DISTRITO FEDERAL, Brasília - A 13ª edição do Festival Internacional de Harpa do Rio de Janeiro (RioHarpFestival) começa nesta terça-feira, dia 1º de maio.

A harpista canadense Kristan Toczko é um dos artistas que se apresentarão no RioHarpFestival (Foto: Divulgação)

Com apoio do Ministério da Cultura (MinC), por meio da Lei Rouanet, o evento vai levar mais de 100 concertos gratuitos a diversos pontos da capital fluminense até 3 de junho. Vão participar 32 harpistas de 20 países, entre eles Brasil, Itália, Portugal, Bélgica, África do Sul, Japão, Peru, Colômbia, Argentina, Paraguai, Áustria, Espanha e Estados Unidos, entre outros.

A iniciativa integra o projeto Música no Museu, que há 13 anos dedica o mês de maio à harpa. A abertura será realizada no CCBB (Rua Primeiro de Março, 66 – Centro), com o quinteto francês Les Alizes e o harpista argentino Athy. Já o encerramento, em 3 de junho, será no Forte de Copacabana, com apresentações do harpista belga Jacques Vandevelde e da Orquestra de Pandeiros, que estará acompanhado da harpista canadense Kristan Toczko.

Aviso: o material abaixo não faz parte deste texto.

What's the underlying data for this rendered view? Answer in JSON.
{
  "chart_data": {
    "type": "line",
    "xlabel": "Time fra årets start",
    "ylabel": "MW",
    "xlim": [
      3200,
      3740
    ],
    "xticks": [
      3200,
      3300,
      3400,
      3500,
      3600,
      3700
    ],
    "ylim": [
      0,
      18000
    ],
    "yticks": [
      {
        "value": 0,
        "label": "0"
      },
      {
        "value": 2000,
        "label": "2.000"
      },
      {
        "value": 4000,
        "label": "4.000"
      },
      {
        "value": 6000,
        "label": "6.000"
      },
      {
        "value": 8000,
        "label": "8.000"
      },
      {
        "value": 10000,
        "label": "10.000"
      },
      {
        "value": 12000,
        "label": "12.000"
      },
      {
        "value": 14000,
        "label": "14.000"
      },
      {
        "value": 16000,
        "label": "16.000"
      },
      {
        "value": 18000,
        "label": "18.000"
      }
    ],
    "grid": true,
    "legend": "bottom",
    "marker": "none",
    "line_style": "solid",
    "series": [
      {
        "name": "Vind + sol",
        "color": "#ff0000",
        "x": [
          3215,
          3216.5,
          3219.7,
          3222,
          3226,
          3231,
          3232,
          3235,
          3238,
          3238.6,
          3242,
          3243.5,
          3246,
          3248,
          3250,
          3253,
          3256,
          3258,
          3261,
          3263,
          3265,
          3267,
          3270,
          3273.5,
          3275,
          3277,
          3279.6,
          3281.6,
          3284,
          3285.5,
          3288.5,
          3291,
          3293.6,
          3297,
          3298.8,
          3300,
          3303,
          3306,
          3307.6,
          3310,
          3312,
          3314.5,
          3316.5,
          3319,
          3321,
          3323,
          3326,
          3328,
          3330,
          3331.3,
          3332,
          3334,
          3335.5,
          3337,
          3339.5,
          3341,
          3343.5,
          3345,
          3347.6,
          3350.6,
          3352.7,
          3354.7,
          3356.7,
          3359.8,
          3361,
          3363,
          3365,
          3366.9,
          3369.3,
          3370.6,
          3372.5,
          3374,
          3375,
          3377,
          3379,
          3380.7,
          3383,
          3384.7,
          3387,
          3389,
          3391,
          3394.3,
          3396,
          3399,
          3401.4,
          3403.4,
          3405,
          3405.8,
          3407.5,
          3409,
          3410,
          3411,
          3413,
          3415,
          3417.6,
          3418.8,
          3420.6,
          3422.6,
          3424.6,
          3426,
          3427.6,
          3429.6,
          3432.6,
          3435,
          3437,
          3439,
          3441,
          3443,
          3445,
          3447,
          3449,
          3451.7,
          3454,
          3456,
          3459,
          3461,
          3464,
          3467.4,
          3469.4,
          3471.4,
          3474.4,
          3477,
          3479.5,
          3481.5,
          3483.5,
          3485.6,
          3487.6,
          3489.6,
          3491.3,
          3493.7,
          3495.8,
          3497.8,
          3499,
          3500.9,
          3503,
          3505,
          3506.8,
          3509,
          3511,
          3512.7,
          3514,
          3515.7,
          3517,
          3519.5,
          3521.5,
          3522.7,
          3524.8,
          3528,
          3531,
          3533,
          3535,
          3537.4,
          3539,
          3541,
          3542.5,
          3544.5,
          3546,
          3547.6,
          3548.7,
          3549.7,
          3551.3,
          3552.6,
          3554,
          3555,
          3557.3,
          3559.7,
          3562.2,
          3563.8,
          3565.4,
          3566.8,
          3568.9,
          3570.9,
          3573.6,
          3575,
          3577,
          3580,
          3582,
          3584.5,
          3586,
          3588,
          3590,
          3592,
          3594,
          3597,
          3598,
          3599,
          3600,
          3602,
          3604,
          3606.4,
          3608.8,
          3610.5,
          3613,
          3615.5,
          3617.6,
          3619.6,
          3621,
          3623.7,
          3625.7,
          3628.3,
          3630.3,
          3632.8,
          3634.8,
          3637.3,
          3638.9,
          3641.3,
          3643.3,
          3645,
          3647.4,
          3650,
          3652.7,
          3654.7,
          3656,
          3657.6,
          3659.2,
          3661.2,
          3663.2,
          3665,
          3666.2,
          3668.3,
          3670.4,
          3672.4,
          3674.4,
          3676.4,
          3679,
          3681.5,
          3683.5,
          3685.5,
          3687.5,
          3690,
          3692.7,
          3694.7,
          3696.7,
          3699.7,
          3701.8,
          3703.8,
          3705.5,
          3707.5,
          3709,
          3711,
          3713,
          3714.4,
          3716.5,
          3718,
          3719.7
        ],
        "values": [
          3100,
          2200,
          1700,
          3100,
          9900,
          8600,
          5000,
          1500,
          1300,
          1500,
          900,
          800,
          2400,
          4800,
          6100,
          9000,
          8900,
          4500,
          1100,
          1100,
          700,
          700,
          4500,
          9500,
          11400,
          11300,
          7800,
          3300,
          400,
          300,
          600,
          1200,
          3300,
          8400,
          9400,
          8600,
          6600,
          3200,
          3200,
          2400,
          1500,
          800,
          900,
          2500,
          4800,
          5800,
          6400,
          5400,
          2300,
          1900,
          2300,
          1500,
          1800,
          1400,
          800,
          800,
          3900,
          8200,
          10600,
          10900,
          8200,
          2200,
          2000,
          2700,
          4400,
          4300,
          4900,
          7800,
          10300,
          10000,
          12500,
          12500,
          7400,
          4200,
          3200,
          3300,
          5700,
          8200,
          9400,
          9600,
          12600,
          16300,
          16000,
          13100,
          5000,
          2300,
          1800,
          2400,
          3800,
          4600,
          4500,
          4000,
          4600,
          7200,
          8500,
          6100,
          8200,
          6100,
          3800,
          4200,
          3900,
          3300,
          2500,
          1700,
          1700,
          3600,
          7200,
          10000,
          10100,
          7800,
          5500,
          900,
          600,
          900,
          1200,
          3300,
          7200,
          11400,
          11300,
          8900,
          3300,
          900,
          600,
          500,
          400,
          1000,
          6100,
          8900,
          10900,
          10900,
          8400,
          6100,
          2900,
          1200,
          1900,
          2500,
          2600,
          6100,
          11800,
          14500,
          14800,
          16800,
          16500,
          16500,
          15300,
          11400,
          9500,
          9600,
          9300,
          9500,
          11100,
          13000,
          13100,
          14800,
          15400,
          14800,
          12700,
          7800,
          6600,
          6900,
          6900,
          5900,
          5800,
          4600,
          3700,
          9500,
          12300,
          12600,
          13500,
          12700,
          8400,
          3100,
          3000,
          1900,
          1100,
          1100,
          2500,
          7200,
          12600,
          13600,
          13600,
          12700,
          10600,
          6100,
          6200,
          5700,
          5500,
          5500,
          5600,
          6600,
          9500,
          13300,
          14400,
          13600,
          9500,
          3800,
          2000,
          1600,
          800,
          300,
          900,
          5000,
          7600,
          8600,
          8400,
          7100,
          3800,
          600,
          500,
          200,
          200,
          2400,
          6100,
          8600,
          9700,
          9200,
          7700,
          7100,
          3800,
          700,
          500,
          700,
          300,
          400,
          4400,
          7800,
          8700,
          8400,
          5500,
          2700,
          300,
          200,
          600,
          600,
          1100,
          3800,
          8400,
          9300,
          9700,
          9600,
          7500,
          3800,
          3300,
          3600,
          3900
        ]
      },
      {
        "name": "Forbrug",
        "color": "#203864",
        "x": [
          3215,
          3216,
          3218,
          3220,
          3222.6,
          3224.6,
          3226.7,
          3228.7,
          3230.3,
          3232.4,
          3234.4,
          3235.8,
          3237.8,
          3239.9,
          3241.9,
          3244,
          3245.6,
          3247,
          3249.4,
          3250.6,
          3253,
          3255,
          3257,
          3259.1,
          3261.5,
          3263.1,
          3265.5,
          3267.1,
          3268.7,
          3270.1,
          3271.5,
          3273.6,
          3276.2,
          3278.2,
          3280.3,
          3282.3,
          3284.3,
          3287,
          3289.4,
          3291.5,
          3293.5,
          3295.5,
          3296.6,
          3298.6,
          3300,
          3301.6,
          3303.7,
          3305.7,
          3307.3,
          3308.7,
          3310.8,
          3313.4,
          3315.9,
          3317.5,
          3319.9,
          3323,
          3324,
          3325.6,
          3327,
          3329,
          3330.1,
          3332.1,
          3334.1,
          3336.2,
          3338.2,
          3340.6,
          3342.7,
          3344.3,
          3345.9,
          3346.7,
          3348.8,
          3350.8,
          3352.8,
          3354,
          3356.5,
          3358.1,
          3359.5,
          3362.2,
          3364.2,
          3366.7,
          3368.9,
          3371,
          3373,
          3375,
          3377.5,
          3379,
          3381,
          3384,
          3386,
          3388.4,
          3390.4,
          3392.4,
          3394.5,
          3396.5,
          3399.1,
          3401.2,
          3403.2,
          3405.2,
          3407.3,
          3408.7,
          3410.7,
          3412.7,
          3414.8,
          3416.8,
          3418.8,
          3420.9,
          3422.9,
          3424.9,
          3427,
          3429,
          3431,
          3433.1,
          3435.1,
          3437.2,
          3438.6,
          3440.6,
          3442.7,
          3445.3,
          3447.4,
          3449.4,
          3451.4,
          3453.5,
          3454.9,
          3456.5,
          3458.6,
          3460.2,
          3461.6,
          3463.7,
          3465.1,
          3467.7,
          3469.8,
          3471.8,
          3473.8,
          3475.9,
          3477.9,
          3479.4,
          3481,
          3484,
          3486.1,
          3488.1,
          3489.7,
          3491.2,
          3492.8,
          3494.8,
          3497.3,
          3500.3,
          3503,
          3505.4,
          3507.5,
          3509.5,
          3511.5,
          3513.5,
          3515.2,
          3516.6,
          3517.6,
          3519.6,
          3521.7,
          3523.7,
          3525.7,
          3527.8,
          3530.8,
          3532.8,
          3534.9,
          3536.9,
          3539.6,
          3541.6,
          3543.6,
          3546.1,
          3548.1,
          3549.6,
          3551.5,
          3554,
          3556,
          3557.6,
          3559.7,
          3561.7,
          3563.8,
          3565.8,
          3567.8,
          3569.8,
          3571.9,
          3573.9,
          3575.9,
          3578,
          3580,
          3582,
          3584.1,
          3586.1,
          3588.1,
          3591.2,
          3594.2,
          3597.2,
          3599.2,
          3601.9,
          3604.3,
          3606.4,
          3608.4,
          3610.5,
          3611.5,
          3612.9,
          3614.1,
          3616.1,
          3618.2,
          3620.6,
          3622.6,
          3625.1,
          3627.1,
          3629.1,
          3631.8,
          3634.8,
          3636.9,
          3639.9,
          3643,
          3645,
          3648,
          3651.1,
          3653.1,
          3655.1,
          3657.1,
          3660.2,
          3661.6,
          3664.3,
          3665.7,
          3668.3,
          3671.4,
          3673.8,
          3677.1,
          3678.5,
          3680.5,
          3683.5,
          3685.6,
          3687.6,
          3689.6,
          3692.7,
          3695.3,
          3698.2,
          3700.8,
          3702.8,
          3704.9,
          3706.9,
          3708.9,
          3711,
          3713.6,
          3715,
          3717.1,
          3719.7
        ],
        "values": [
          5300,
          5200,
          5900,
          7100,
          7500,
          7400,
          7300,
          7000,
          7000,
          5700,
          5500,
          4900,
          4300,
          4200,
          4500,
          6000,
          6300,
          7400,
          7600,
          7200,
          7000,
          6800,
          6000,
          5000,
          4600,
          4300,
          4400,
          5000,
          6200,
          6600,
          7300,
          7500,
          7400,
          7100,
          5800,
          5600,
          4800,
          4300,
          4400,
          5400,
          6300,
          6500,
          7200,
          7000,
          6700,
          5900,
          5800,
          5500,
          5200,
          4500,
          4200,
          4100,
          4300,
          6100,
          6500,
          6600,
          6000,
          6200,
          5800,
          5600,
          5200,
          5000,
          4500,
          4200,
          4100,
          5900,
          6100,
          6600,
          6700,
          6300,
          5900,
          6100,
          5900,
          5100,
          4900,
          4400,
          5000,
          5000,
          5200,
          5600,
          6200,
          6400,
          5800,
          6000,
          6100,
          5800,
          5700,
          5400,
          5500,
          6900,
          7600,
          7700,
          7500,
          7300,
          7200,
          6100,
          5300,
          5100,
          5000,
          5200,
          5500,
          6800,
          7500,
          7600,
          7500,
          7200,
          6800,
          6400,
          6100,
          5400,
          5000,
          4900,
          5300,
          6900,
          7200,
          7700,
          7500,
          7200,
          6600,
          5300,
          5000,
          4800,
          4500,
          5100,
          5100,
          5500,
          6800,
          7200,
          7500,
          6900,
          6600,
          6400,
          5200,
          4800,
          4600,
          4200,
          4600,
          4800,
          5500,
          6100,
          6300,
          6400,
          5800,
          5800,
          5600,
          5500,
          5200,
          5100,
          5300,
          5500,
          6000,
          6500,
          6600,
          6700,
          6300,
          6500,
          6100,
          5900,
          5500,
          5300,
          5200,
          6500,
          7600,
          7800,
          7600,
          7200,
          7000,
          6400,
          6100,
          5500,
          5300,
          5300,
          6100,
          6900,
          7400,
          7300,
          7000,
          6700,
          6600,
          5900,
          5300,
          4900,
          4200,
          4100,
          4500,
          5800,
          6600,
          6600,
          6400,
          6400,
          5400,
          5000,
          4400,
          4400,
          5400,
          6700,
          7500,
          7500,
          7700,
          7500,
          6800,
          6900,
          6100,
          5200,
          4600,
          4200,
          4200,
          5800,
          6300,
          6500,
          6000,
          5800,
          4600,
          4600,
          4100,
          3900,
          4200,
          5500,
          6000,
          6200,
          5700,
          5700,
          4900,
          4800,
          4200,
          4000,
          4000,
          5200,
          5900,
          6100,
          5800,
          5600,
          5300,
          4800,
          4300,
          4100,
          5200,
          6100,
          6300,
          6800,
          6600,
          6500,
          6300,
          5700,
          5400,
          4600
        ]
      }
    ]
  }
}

"O RioHarpFestival transforma o Rio de Janeiro na capital mundial da harpa, com apresentações que variam desde a música antiga, do clássico ao rock, passando pelo étnico, jazz, heavy metal e também por ritmos brasileiros, latino-americanos e europeus. Serão todos os tipos de harpas, desde a clássica, tocada em orquestras, às regionais", destaca o diretor e criador do festival, Sergio da Costa e Silva.

Uma das principais atrações do festival será a apresentação, em 1º de junho, no AquaRio, da Camerata Uerê, da Comunidade da Maré. "Nesta edição, trouxemos orquestras de comunidades cariocas e de projetos sociais de resgate da cidadania por meio da música. Mesclamos, por exemplo, orquestras de violoncelos de comunidades pacificadas com grandes harpistas internacionais", informa Costa e Silva. "Para esses meninos, é uma oportunidade ímpar para a sua formação musical e, para os harpistas, acostumados a se apresentar com as maiores orquestras mundiais, uma novidade e a possibilidade de conhecer todo o potencial desses jovens", destaca.

De sonoridade delicada, a harpa – junto com a flauta – é um dos instrumentos mais antigos de que se tem registro. Acredita-se ter se originado dos arcos de caça que faziam barulho ao roçar em cordas. De grande proporção, é sempre triangular e constituída pela caixa de ressonância, coluna, "pescoço", cordas e, por vezes, pedais ou levers (chaves/alavancas de semitom).